La ministra vocera de Gobierno, Camila Vallejo, respondió con dureza a las críticas de sectores de la oposición tras la firma y posterior anulación de un decreto vinculado al proyecto de cable a China, y lo hizo en un contexto en que Estados Unidos canceló las visas del ministro de Transportes y de otros funcionarios del Gobierno chileno.
Vallejo afirmó que algunos sectores opositores han construido un relato político para desviar el foco, y acusó directamente de falta de patriotismo a quienes, según ella, ponen en duda la actuación del Ejecutivo. "O sea, dos más dos… es la construcción de un relato para eludir lo poco patriotas que terminan siendo algunos que se dicen patriotas", dijo la ministra.
La secretaria de Estado defendió la tramitación administrativa y la transparencia del Gobierno. Señaló que el proyecto nunca salió del cauce administrativo y que "desde el día uno hemos dicho que el proyecto de cable a China está en evaluación, hemos sido totalmente transparentes". Explicó además que se trata de un proceso complejo y que el decreto anulado es solo uno de los pasos requeridos, un trámite entre 13 que exige la aprobación de este tipo de iniciativas.

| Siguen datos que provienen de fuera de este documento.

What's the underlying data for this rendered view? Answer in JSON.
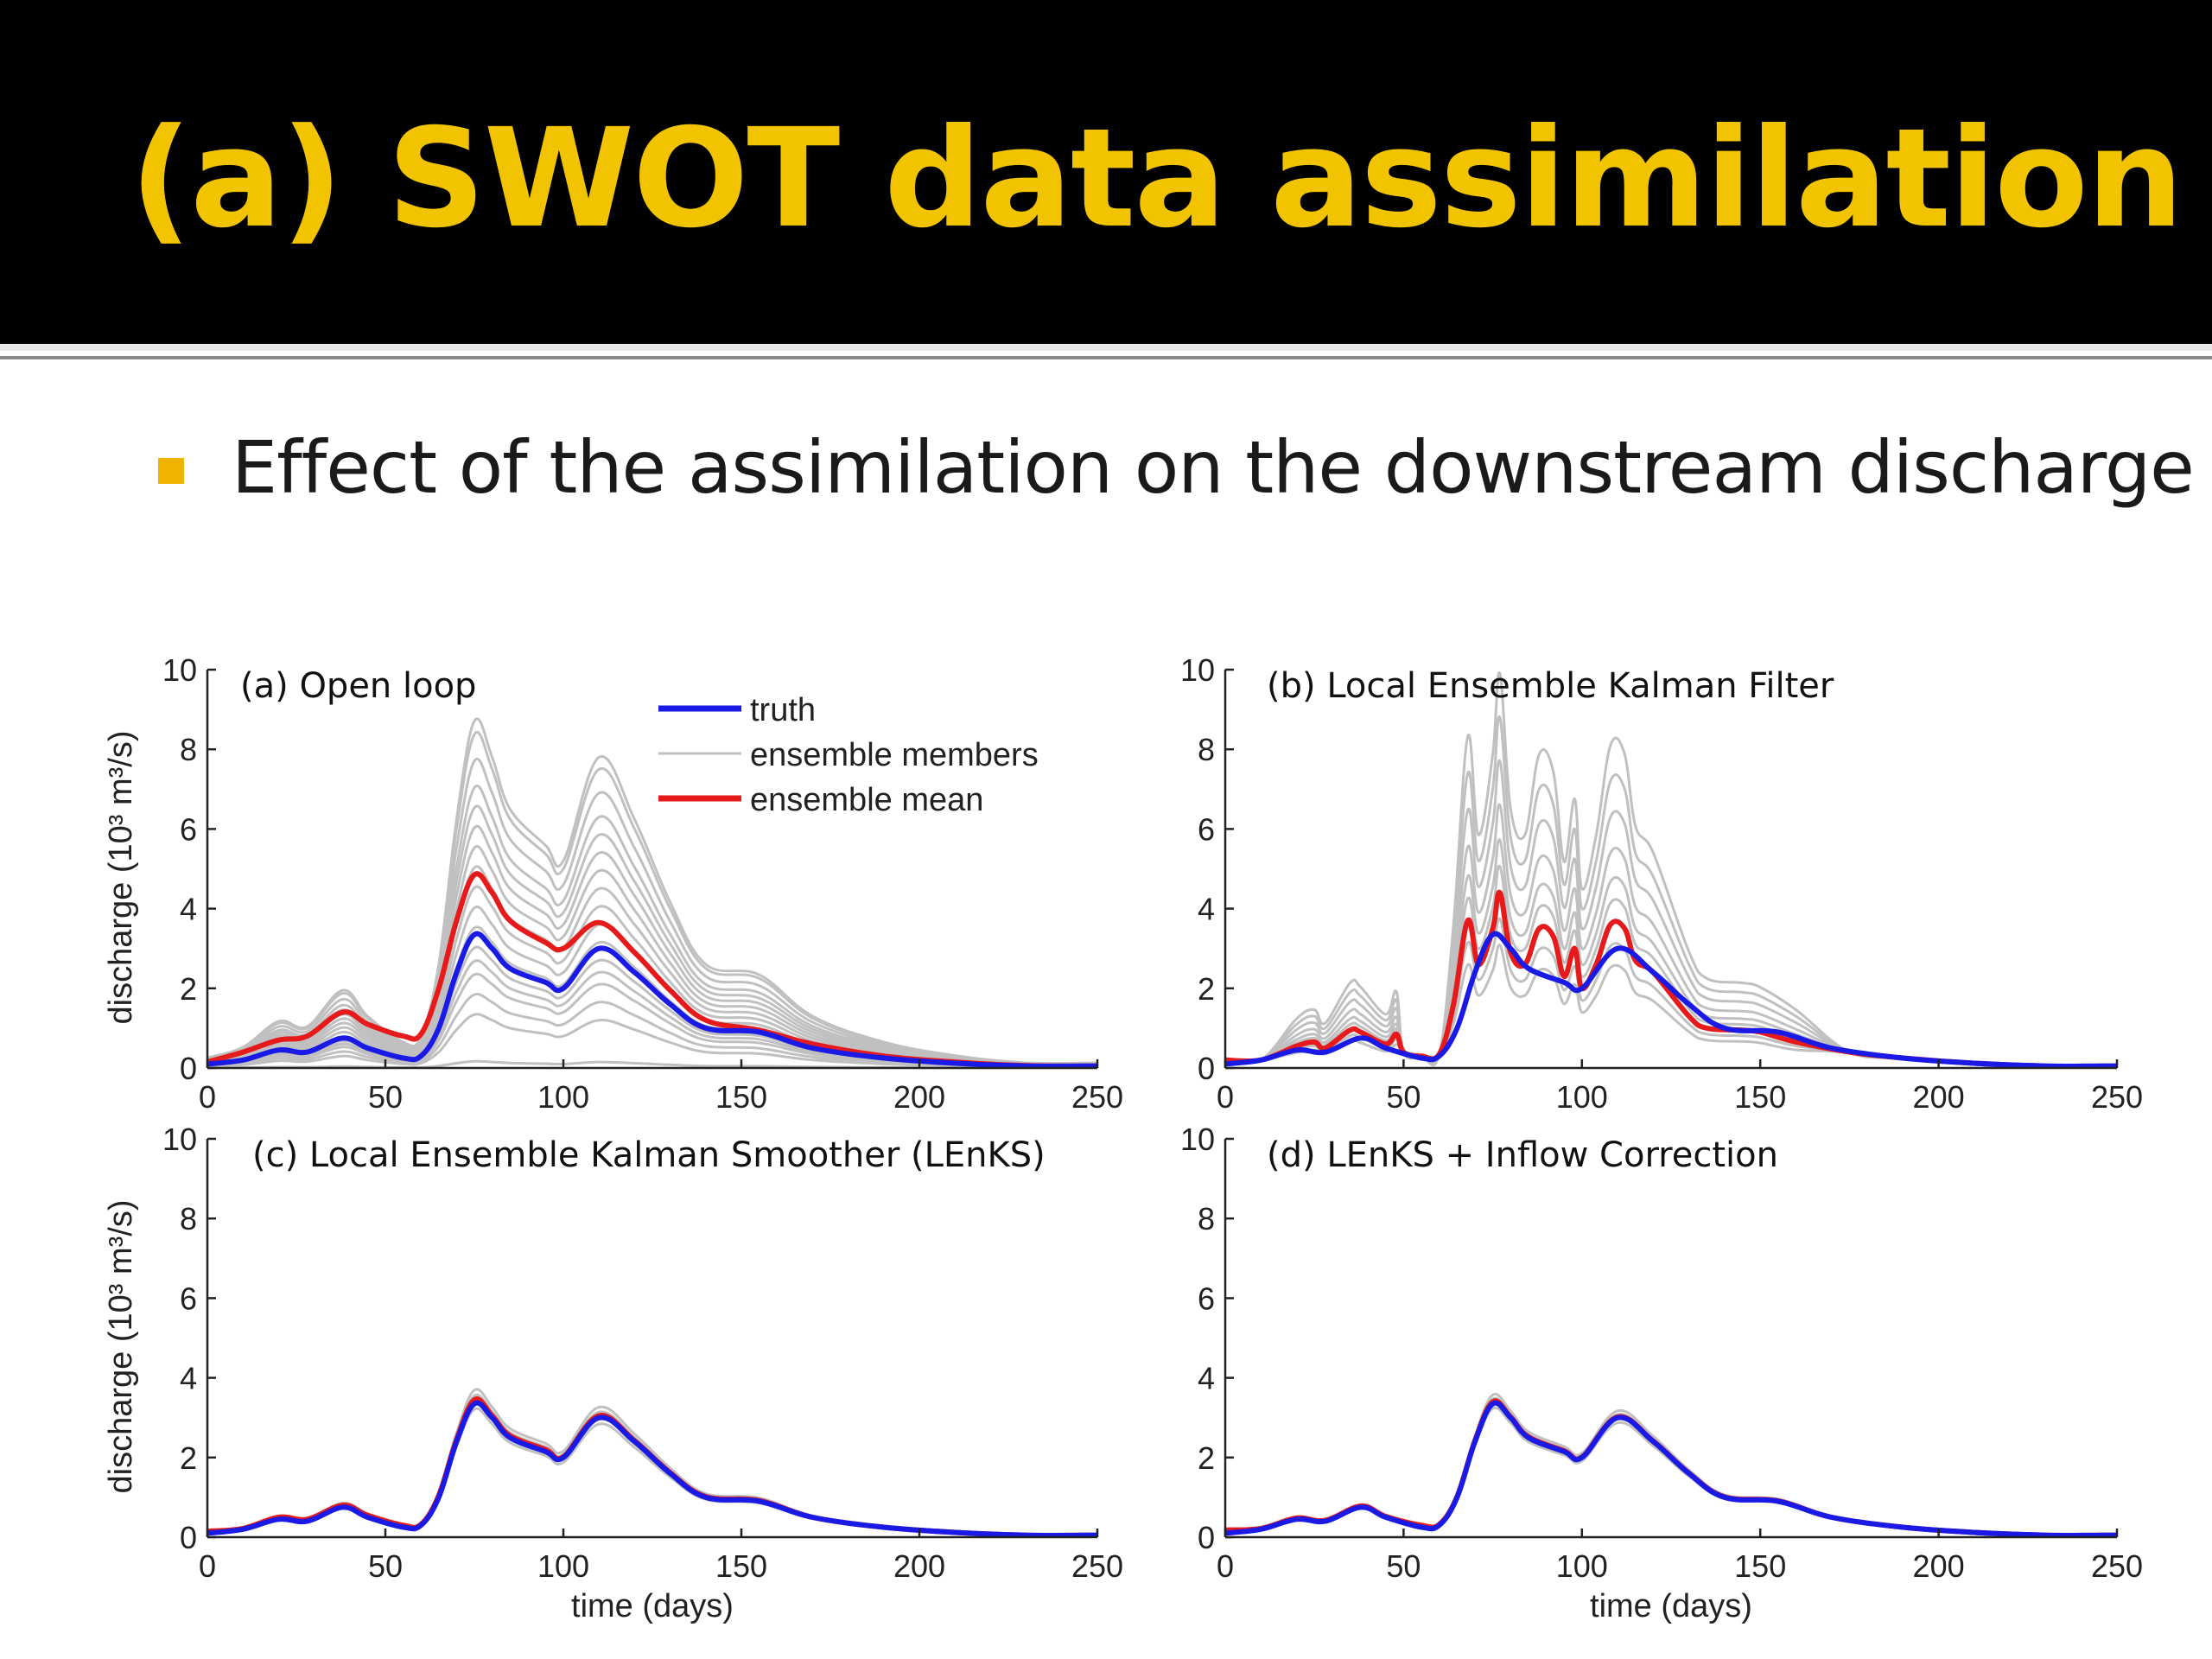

En su intervención, Vallejo vinculó las críticas con la reacción frente a medidas externas, y ubicó el debate en clave de soberanía. Acusó a la oposición de desviar la atención en vez de condenar lo que describió como sanciones unilaterales de un gobierno extranjero contra miembros del Ejecutivo. "El resto es pura intencionalidad de poner un manto de duda y sospecha, en vez de condenar sanciones unilaterales y arbitrarias de un gobierno extranjero contra un ministro de Estado", dijo la ministra.
El trasfondo es claro: la controversia surgió luego de que se conociera la anulación del decreto y la cancelación de visas por parte de Estados Unidos, medida que desafía la estabilidad diplomática y añade presión política sobre el Ejecutivo. Vallejo recordó que China es, según ella, nuestro principal socio comercial, y que viajes y reuniones con representantes chinos son prácticas habituales de autoridades y gremios en décadas recientes.
Históricamente, la relación comercial con China ha sido un eje para la economía chilena, pero también terreno de debates recurrentes sobre seguridad, dependencia y transparencia en inversiones estratégicas. En ese sentido, la discusión actual pone en tensión dos líneas: defensa de la apertura económica y temor a presiones externas o riesgos para la soberanía.
Políticamente, la disputa tiene ganadores y perdedores. La oposición puede sacar rédito político al instalar cuestionamientos sobre seguridad y transparencia, mientras que el Gobierno busca contener daños explicando el carácter técnico y administrativo del proceso. Para la ciudadanía, el impacto es indirecto pero real: incertidumbre sobre proyectos estratégicos, riesgo de enfriamiento de inversiones y erosión de la confianza en las instituciones públicas.
En lo operativo, el proyecto sigue en evaluación administrativa, según el Ejecutivo, y quedan trámites pendientes dentro de los 13 pasos descritos por la ministra. La polémica probablemente obligará al Gobierno a mayores explicaciones públicas y a ajustar su estrategia comunicacional. También abre la puerta a fiscalizaciones parlamentarias o requerimientos de mayor información por parte de organismos reguladores, si así lo exige la oposición o se lo solicitan otras instancias.
La discusión continuará en clave de política exterior y soberanía. El Ejecutivo debe demostrar que puede tramitar proyectos complejos sin ceder a presiones externas ni descuidar controles, y la oposición, que tiene motivos reales para fiscalizar, debe evitar transformar esa tarea en una guerra de relatos que termine por debilitar la capacidad de decisión estatal sobre inversiones estratégicas.